Hervé de Charrette (ancien ministre des affaires étrangères) : Nous sommes à un tournant. Les images que nous venons de voir ces dernières 24 heures ne sont pas que terrifiantes. Elles sont aussi très troublantes. Elles démontrent qu’en Algérie, à l’heure actuelle, les institutions politiques elles-mêmes sont atteintes.

En tout cas, le gouvernement algérien doit des explications à la communauté internationale.

Le Parisien : Celle-ci devrait-elle intervenir ?

Hervé de Charrette : L’ONU, qui siège actuellement en assemblée générale annuelle et où se retrouvent chefs d’État, chefs de gouvernement, ministres du monde entier, ne peut pas rester muette. Elle a du reste, déjà, rompu le silence. J’ai admiré l’attitude de Kofi Annan, le secrétaire général, quand il a proposé une médiation de l’organisation.

Le Parisien : Il faut alors envoyer des casques bleus en Algérie ?

Hervé de Charrette : La question ne se pose pas en ces termes. La communauté internationale, en particulier l’ONU, dispose des moyens de s’exprimer, de faire valoir son point de vue, de sortir du silence actuel qui est devenu pesant.

Le Parisien : Et que peut faire la France ?

Hervé de Charrette : La France est sans doute la moins bien placée pour intervenir. Et je constate qu’après nous avoir annoncé le contraire quand ils étaient dans l’opposition, les socialistes au gouvernement semblent s’être sagement ralliés à cette contrainte. Devant l’ampleur du drame algérien, il ne peut y avoir de prises de position partisanes. Reste que le peuple algérien vit un martyre, un martyre dont la dimension est telle qu’il est du devoir de la communauté internationale de s’en mêler.

Le Parisien : Faut-il faire pression sur le gouvernement algérien pour qu’il négocie avec les islamistes ?

Hervé de Charrette : Il ne peut y avoir de discussions avec les terroristes, avec ceux qui massacrent femmes et enfants avec ceux qui ont exécuté les moines de Tibherine… Une telle discussion, avec les auteurs de telles atrocités, n’est pas acceptable pour la France. En revanche, il y a un peuple algérien qui souffre. Rien n’empêche la société civile de notre pays de tendre les bras à ce peuple, à ses dirigeants et à ses représentants.

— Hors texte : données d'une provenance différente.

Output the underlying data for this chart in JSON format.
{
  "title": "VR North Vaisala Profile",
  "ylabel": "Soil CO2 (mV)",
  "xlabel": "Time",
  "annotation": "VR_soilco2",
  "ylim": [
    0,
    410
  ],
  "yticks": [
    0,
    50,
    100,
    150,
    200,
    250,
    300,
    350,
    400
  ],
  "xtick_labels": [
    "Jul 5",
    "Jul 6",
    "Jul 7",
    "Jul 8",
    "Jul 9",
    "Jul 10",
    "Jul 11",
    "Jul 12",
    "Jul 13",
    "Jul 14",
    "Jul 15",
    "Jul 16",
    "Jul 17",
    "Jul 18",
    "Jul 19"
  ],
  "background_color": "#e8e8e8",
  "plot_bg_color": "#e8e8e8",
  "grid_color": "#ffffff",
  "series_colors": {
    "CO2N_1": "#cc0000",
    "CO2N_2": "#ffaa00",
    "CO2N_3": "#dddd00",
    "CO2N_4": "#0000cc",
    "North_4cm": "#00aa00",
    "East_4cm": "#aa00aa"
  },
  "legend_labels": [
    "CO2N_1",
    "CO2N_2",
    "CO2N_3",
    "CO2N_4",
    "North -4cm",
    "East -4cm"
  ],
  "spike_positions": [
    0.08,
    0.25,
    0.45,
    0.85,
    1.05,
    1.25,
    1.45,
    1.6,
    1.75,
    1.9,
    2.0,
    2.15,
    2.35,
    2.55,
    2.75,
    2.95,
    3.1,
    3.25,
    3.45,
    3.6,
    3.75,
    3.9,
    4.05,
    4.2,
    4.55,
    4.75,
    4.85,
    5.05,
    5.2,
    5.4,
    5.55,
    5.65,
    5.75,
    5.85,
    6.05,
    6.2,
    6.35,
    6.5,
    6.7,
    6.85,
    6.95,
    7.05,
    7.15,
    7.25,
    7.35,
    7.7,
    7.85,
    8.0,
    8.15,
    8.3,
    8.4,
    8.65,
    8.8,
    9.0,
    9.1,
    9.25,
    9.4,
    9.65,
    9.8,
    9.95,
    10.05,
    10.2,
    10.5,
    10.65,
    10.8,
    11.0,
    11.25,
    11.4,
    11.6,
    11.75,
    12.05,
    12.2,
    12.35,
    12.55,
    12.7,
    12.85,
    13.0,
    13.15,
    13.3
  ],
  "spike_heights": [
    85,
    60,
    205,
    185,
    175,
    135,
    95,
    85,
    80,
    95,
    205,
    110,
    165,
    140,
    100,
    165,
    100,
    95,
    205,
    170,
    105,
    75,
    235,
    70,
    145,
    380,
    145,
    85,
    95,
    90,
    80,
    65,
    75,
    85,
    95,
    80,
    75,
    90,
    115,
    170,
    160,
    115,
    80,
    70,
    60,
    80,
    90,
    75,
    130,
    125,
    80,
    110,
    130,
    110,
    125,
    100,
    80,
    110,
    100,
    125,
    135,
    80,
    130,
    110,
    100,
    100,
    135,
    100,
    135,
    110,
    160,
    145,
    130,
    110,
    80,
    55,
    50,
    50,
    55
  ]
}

Le Parisien : L’Europe peut-elle jouer un rôle ?

Hervé de Charrette : Les Européens ne peuvent rester ni sourds ni aveugles. Un projet d’accord est actuellement en discussion en l’Union européenne et l’Algérie. Je ne puis imaginer qu’un accord économique entre l’Europe et l’Algérie puisse aboutir tant que les Européens n’y voient pas un peu plus clair.